Василий сидел тогда перед отцом как оглушённый.

— Но погоди… Это что же, вся область себя под корень рубит? Ведь всюду чистые пары ликвидируются…

— Вся не вся, а добрая треть колхозов и совхозов пострадает, если… если председатели и директора в них такие же исполнительные, как Малыгин.

— Не понимаю…

Отец глядел на него холодно, с открытой теперь неприязнью.

— Крестьянское дело, сын, не простое. Область наша большая, целое государство. Южная часть увлажнённая.
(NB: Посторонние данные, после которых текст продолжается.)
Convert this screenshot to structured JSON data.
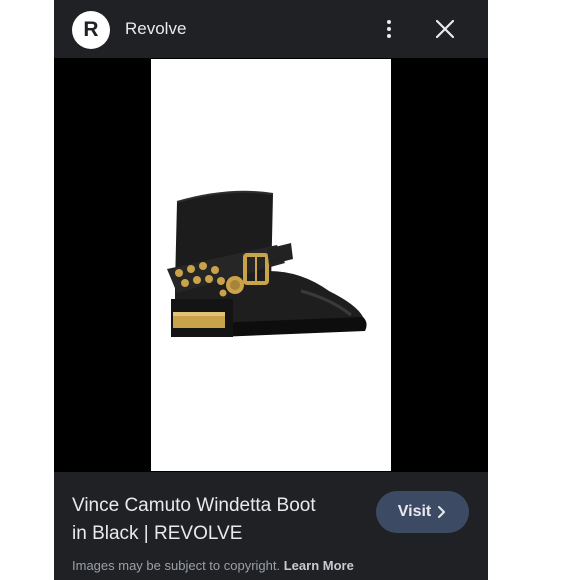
{
  "header": {
    "logo_letter": "R",
    "site_name": "Revolve",
    "more_icon": "more-vert-icon",
    "close_icon": "close-icon"
  },
  "image": {
    "subject": "black ankle boot with gold studs and buckle strap"
  },
  "info": {
    "title_line1": "Vince Camuto Windetta Boot",
    "title_line2": "in Black | REVOLVE",
    "visit_label": "Visit",
    "visit_icon": "chevron-right-icon",
    "copyright_text": "Images may be subject to copyright.",
    "learn_more_label": "Learn More"
  },
  "colors": {
    "topbar_bg": "#202124",
    "visit_button_bg": "#3c4a63",
    "text_primary": "#e8eaed",
    "text_secondary": "#9aa0a6",
    "boot_black": "#1c1c1c",
    "boot_gold": "#c9a24a"
  }
}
Там можно и поджать при надобности чистые пары, хотя совсем ликвидировать их вряд ли следует. В центральных районах тоже влаги хватает. На востоке уже посуше. А мы на самом севере приткнулись, у нас совсем сухо. Потому и плохо растёт пшеничка тут… — Отец сделал паузу и добавил с невесёлой иронией: — Разве вот у нашего соседа Малыгина вырастет.

Василий немножко помолчал и сказал:

— Ну, хорошо… Но Полипов-то сельское хозяйство знает. Он ведь старый партийный работник.

— Именно что старый. С Полиповым дело особое. В области сокращают пары — разве он будет в стороне? Ему тоже своё место в сводке нужно, как… — Отец на секунду-другую запнулся, ища дальнейших слов. — Как губернатору в церкви.

От такого сравнения Василий даже растерялся. А отец продолжал:

— Трудные наши земли, Василий. Климат ещё труднее. Если бы не такие хозяева, как Савельев, давно наголодались. Таких людей беречь надо, а ты его статьёй по голове. Так недолго и намертво свалить, если бить раз за разом.

— Но почему же, папа, ты мне сразу всего этого… не объяснил?

— Сразу? А ты сразу-то понял бы? Ты, кажется, Полипову в рот смотришь, веришь ему во всём.

— Да, папа, — сказал честно Василий. — Мне казалось… да и кажется…

— Ну вот, — усмехнулся отец. — Что же тебе объяснять было? Ты сам убедись в его неправоте. Сам понюхай жизни, чтоб понять её.

* * * *

«Сам понюхай жизни…», «Статьёй по голове…». Слова-то какие! Но это были слова отца, которому он не мог не верить и который зря бы говорить их не стал. Они гудели в голове у Василия всю нынешнюю весну и всё лето. А он-то до весны думал, что статья хорошая, правильная, принципиальная. И, подъезжая сегодня к Михайловке, вспомнил, что именно так — «правильное, принципиальное выступление!» — сказал Полипов после выхода того номера газеты. Сказал и добавил ещё: «Не ошибся я в тебе. Нащупываешь самый стрежень в работе, Василий Поликарпович».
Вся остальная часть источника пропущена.